Umweltministerium stellt sich gegen Gesetz

Innerhalb der Bundesregierung hatte sich dem Vernehmen nach das SPD-geführte Umweltministerium gegen den entsprechenden Gesetzentwurf gestellt und ein Pflichtlabel gefordert. Bevor aber der Bundestag beraten kann, müsste zunächst das Bundeskabinett zustimmen.

Das Bundesministerium hält ungeachtet der Widerstände am freiwilligen Label fest. Agrarstaatsekretär Hermann Onko Aeikens sagte unserer Redaktion: „Wir liegen mit dem Gesetz nach wie vor im Zeitplan. Es wird in den kommenden Tagen eine Kommunikation geben.“ Er monierte, dass die SPD-Bundestagsfraktion zuletzt nicht auf Gesprächsangebote eingegangen sei und auch keine eigenen Terminvorschläge gemacht habe.

Label droht Bio-Boykott

Das Label ist aber nicht nur politisch umstritten. Auch innerhalb der Landwirtschaft gibt es Widerstände. Es droht ein Boykott der Bio-Verbände. Prinz zu Löwenstein, Vorstandsvorsitzender des Dachverbandes Bund Ökologische Lebensmittelwirtschaft (BÖLW) sagte unserer Redaktion, die Pläne der Regierung seien für die Bio-Branche „überhaupt nicht akzeptabel“.

Der Verbandschef kritisierte, dass sich das Tierwohllabel nicht an der Haltungskennzeichnung bei Eiern orientiert. Bio-Eier tragen eine Null. Hier ein Bio-Ei von einem Hof bei Osnabrück:

Beim staatlichen Label soll Bio gemeinsam mit anderen bereits vorhandenen Tierwohl-Kennzeichnungen in die höchste Stufe 3 einsortiert werden. Etwa das Label des Tierschutzbundes.
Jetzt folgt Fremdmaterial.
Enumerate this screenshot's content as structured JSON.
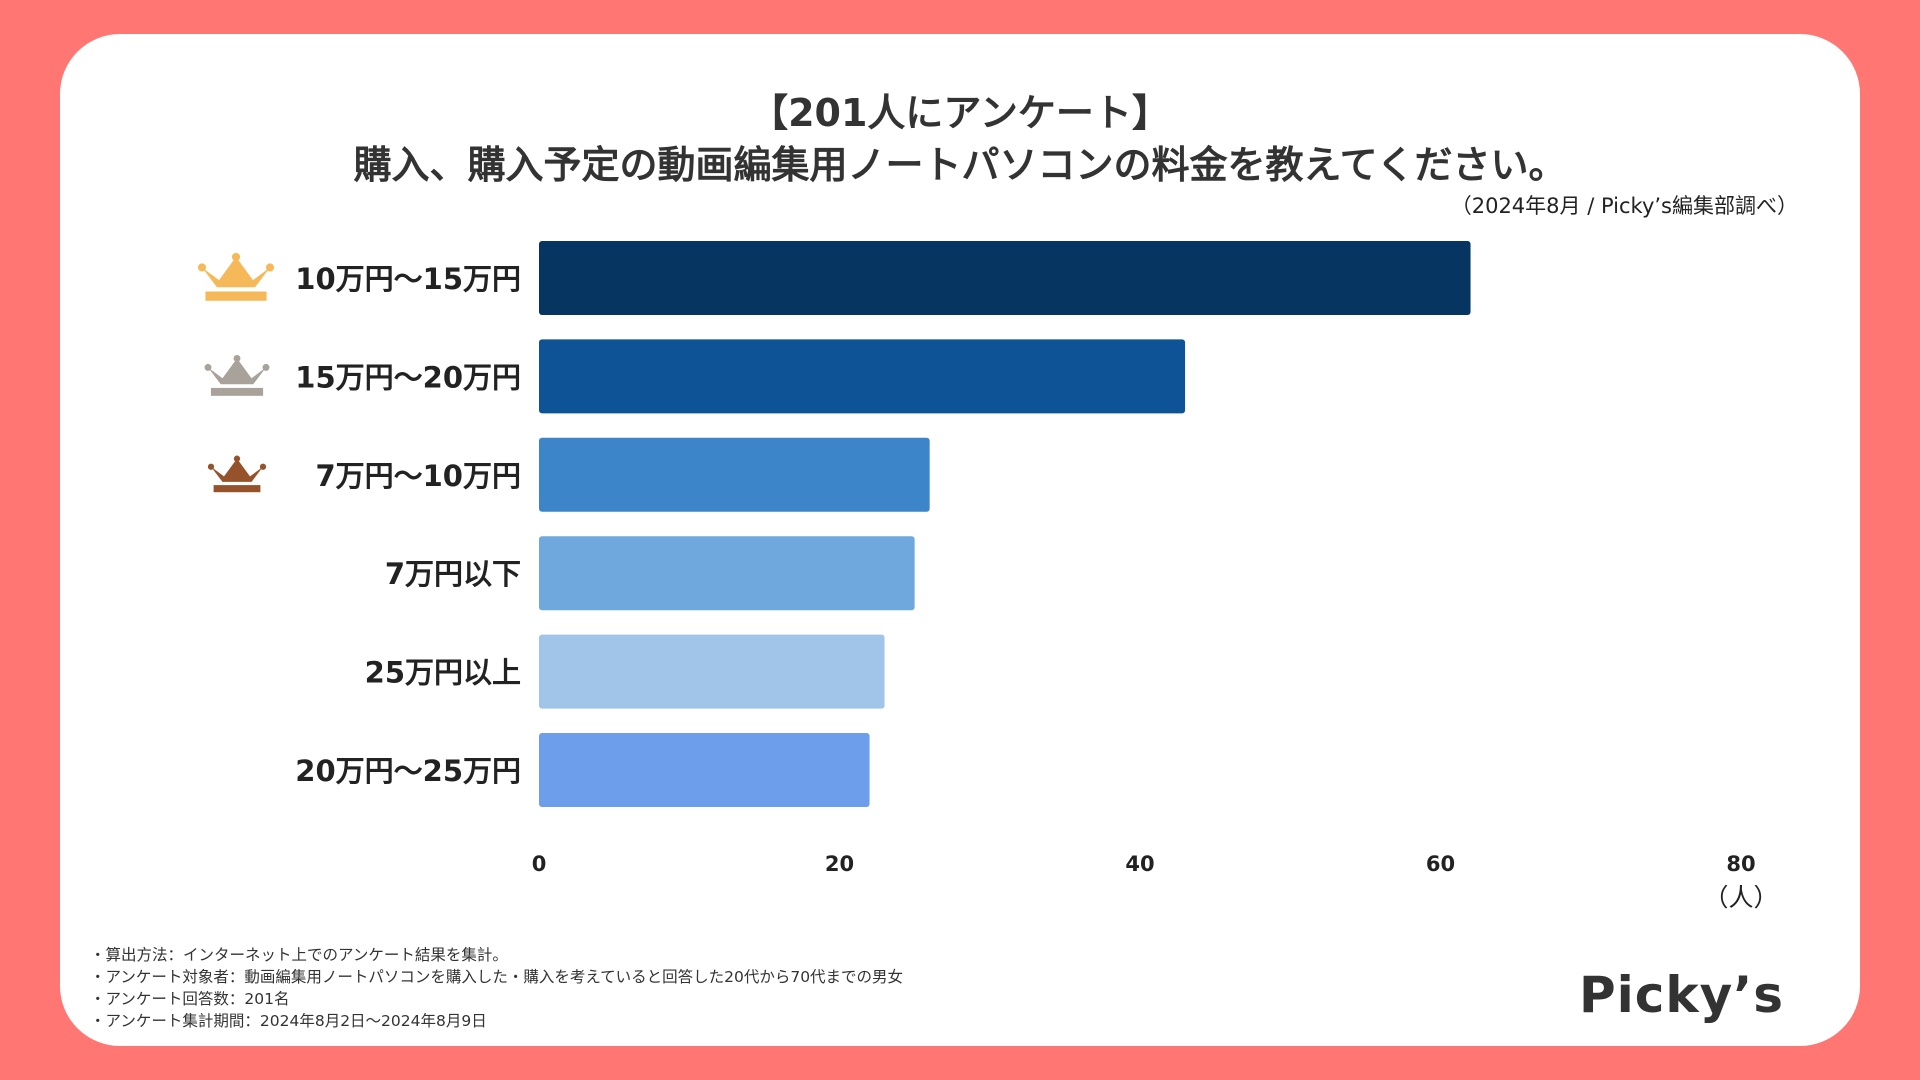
{
  "title_line1": "【201人にアンケート】",
  "title_line2": "購入、購入予定の動画編集用ノートパソコンの料金を教えてください。",
  "source": "（2024年8月 / Picky’s編集部調べ）",
  "chart_data": {
    "type": "bar",
    "orientation": "horizontal",
    "categories": [
      "10万円～15万円",
      "15万円～20万円",
      "7万円～10万円",
      "7万円以下",
      "25万円以上",
      "20万円～25万円"
    ],
    "values": [
      62,
      43,
      26,
      25,
      23,
      22
    ],
    "colors": [
      "#073561",
      "#0d5396",
      "#3d85c9",
      "#6fa8dc",
      "#a1c5e8",
      "#6d9eeb"
    ],
    "ranks": [
      "gold",
      "silver",
      "bronze",
      null,
      null,
      null
    ],
    "rank_colors": {
      "gold": "#f6b95a",
      "silver": "#a9a29a",
      "bronze": "#95522b"
    },
    "xlim": [
      0,
      80
    ],
    "xticks": [
      "0",
      "20",
      "40",
      "60",
      "80"
    ],
    "unit_label": "（人）"
  },
  "notes": [
    "・算出方法：インターネット上でのアンケート結果を集計。",
    "・アンケート対象者：動画編集用ノートパソコンを購入した・購入を考えていると回答した20代から70代までの男女",
    "・アンケート回答数：201名",
    "・アンケート集計期間：2024年8月2日～2024年8月9日"
  ],
  "logo": "Picky’s",
  "colors": {
    "frame": "#ff7672",
    "card": "#ffffff"
  }
}
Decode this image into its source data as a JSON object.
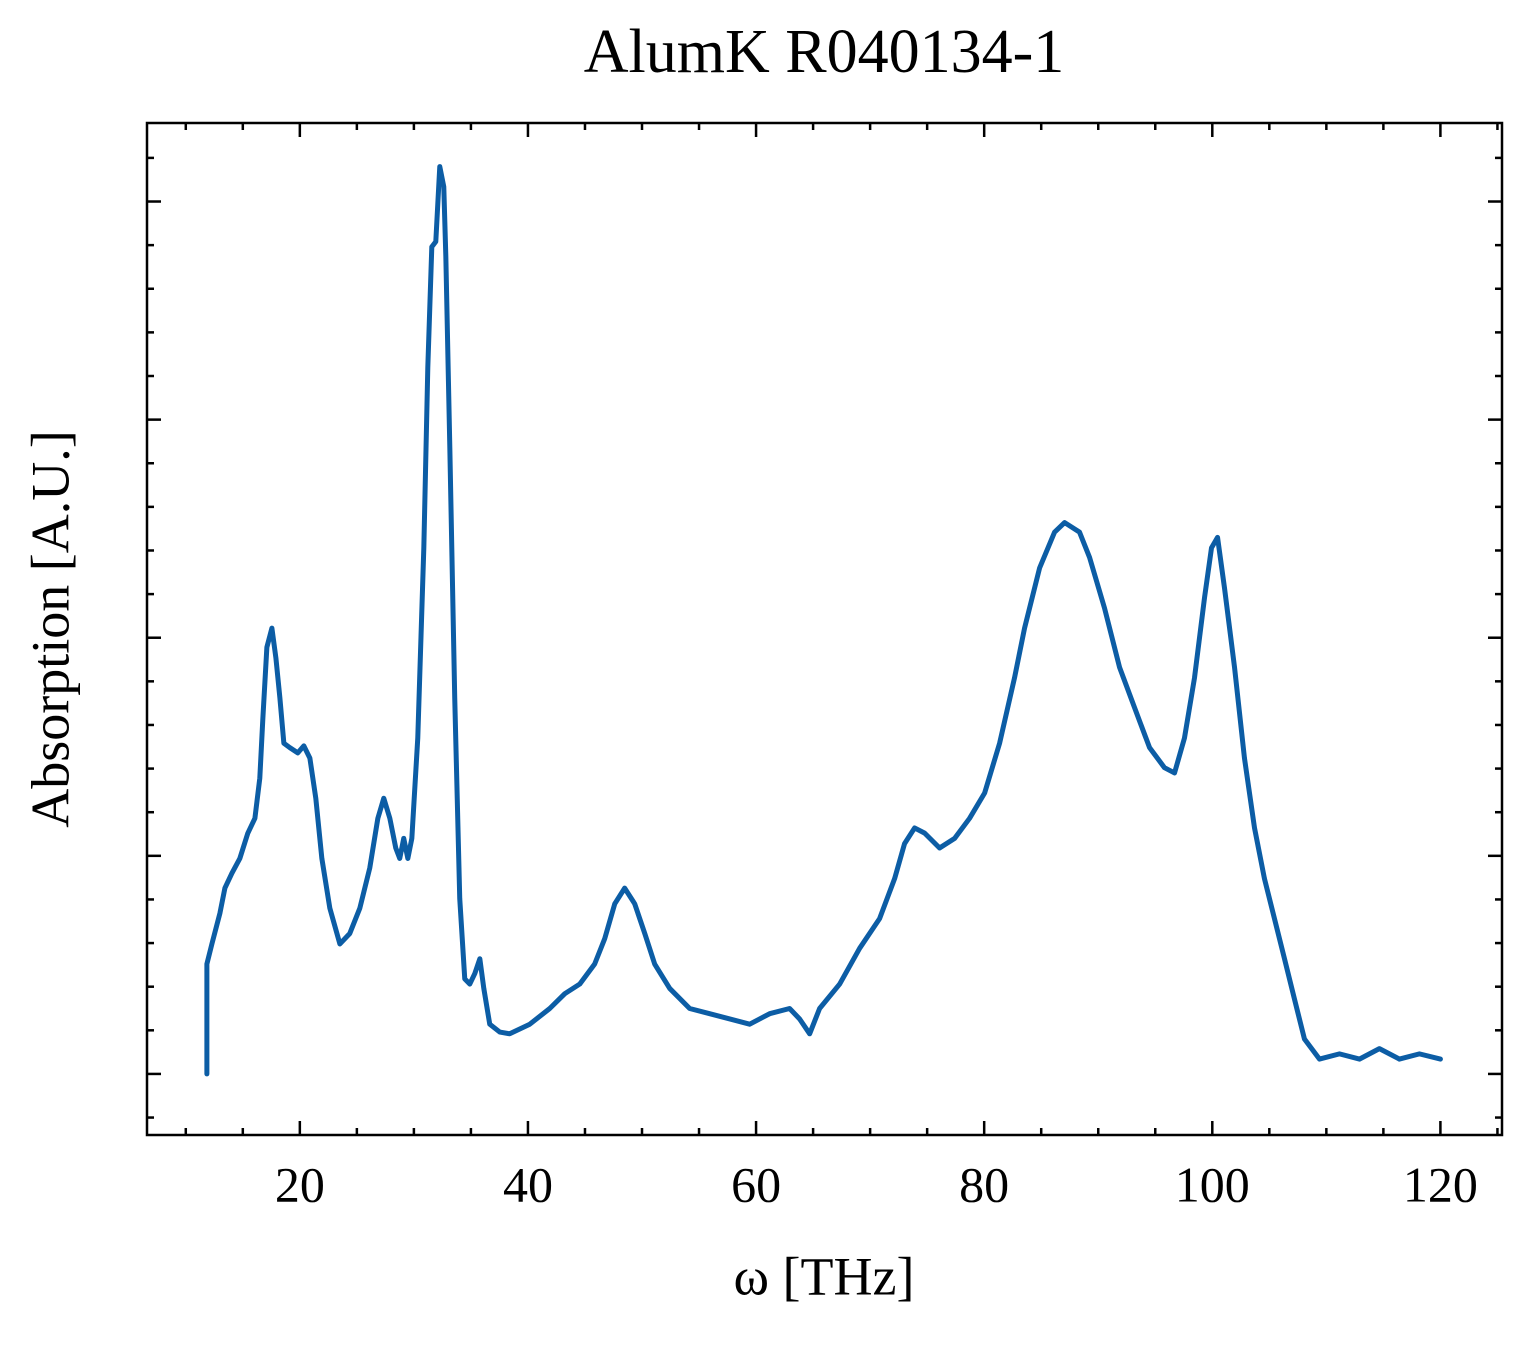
{
  "chart_data": {
    "type": "line",
    "title": "AlumK R040134-1",
    "x_label": "ω [THz]",
    "y_label": "Absorption [A.U.]",
    "xlim": [
      6.6,
      125.4
    ],
    "ylim": [
      -0.07,
      1.09
    ],
    "xticks": [
      20,
      40,
      60,
      80,
      100,
      120
    ],
    "xminorticks": [
      10,
      15,
      25,
      30,
      35,
      45,
      50,
      55,
      65,
      70,
      75,
      85,
      90,
      95,
      105,
      110,
      115,
      125
    ],
    "yticks": [
      0,
      0.25,
      0.5,
      0.75,
      1
    ],
    "yminorticks": [
      -0.05,
      0.05,
      0.1,
      0.15,
      0.2,
      0.3,
      0.35,
      0.4,
      0.45,
      0.55,
      0.6,
      0.65,
      0.7,
      0.8,
      0.85,
      0.9,
      0.95,
      1.05
    ],
    "y_tick_labels": false,
    "grid": false,
    "series": [
      {
        "color": "#0C5DA5",
        "x": [
          11.85,
          11.85,
          12.29,
          12.99,
          13.43,
          14.04,
          14.74,
          15.44,
          16.06,
          16.49,
          16.76,
          17.11,
          17.55,
          17.9,
          18.25,
          18.6,
          19.12,
          19.82,
          20.35,
          20.88,
          21.4,
          21.93,
          22.63,
          23.51,
          24.38,
          25.26,
          26.13,
          26.84,
          27.36,
          27.89,
          28.41,
          28.76,
          29.11,
          29.47,
          29.82,
          30.34,
          30.87,
          31.22,
          31.57,
          31.92,
          32.27,
          32.62,
          32.8,
          33.15,
          33.58,
          34.02,
          34.46,
          34.9,
          35.34,
          35.78,
          36.13,
          36.65,
          37.53,
          38.4,
          40.16,
          41.91,
          43.23,
          44.54,
          45.85,
          46.73,
          47.61,
          48.48,
          49.36,
          50.24,
          51.11,
          52.43,
          54.18,
          55.93,
          57.69,
          59.44,
          61.19,
          62.94,
          63.82,
          64.7,
          65.57,
          67.33,
          69.08,
          70.83,
          72.15,
          73.02,
          73.9,
          74.78,
          76.09,
          77.41,
          78.72,
          80.04,
          81.35,
          82.66,
          83.54,
          84.86,
          86.17,
          87.05,
          88.36,
          89.24,
          90.55,
          91.87,
          93.18,
          94.5,
          95.81,
          96.69,
          97.56,
          98.44,
          99.32,
          99.93,
          100.46,
          101.07,
          101.95,
          102.82,
          103.7,
          104.57,
          105.45,
          106.33,
          107.2,
          108.08,
          109.4,
          111.15,
          112.9,
          114.65,
          116.41,
          118.16,
          120
        ],
        "values": [
          0,
          0.126,
          0.149,
          0.184,
          0.213,
          0.23,
          0.247,
          0.276,
          0.293,
          0.339,
          0.408,
          0.489,
          0.511,
          0.477,
          0.431,
          0.379,
          0.374,
          0.368,
          0.376,
          0.362,
          0.316,
          0.247,
          0.19,
          0.149,
          0.161,
          0.19,
          0.236,
          0.293,
          0.316,
          0.293,
          0.259,
          0.247,
          0.27,
          0.247,
          0.27,
          0.385,
          0.603,
          0.81,
          0.948,
          0.954,
          1.04,
          1.017,
          0.937,
          0.718,
          0.431,
          0.201,
          0.109,
          0.103,
          0.115,
          0.132,
          0.098,
          0.057,
          0.048,
          0.046,
          0.057,
          0.075,
          0.092,
          0.103,
          0.126,
          0.155,
          0.195,
          0.213,
          0.195,
          0.161,
          0.126,
          0.098,
          0.075,
          0.069,
          0.063,
          0.057,
          0.069,
          0.075,
          0.063,
          0.046,
          0.075,
          0.103,
          0.144,
          0.178,
          0.224,
          0.264,
          0.282,
          0.276,
          0.259,
          0.27,
          0.293,
          0.322,
          0.379,
          0.454,
          0.511,
          0.58,
          0.621,
          0.632,
          0.621,
          0.592,
          0.534,
          0.466,
          0.42,
          0.374,
          0.351,
          0.345,
          0.385,
          0.454,
          0.546,
          0.603,
          0.615,
          0.557,
          0.466,
          0.362,
          0.282,
          0.224,
          0.178,
          0.132,
          0.086,
          0.04,
          0.017,
          0.023,
          0.017,
          0.029,
          0.017,
          0.023,
          0.017
        ]
      }
    ]
  }
}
Prinz zu Löwenstein bemängelte, dass die Leistung der Bio-Landwirte weit über die geplanten Anforderung der dritten Stufe hinausgingen. Schweine bekämen etwa deutlich mehr Platz, zudem werde das Futter umweltschonend produziert. „Beim Tierschutz geht es auch um Biene, Hase und Rebhuhn“, sagte der BÖLW-Vorsitzende. Auch diese Leistung der Öko-Haltung müsse das Label erkennbar machen.

"Uns bleibt nichts anderes übrig"

Prinz zu Löwenstein kritisierte: „Diese Pläne gegen die Bio-Tierhaltung konterkarieren die im Koalitionsvertrag festgehaltene Absicht, den Ökolandbau bis 2030 auf 20 Prozent ausweiten.“ Den Bio-Landwirten bleibe „ja gar nichts übrig, als sich gegen das Label zu positionieren.“

Für Klöckner dürfte der Unmut der Bio-Verbände derzeit aber eher ein zweitrangiges Problem sein. Nur sehr wenige Schweine werden in Deutschland auf Bio-Betrieben gehalten. Das Fleisch ist deutlich teurer, das Halten der Tiere wesentlich aufwendiger als in konventionellen Ställen.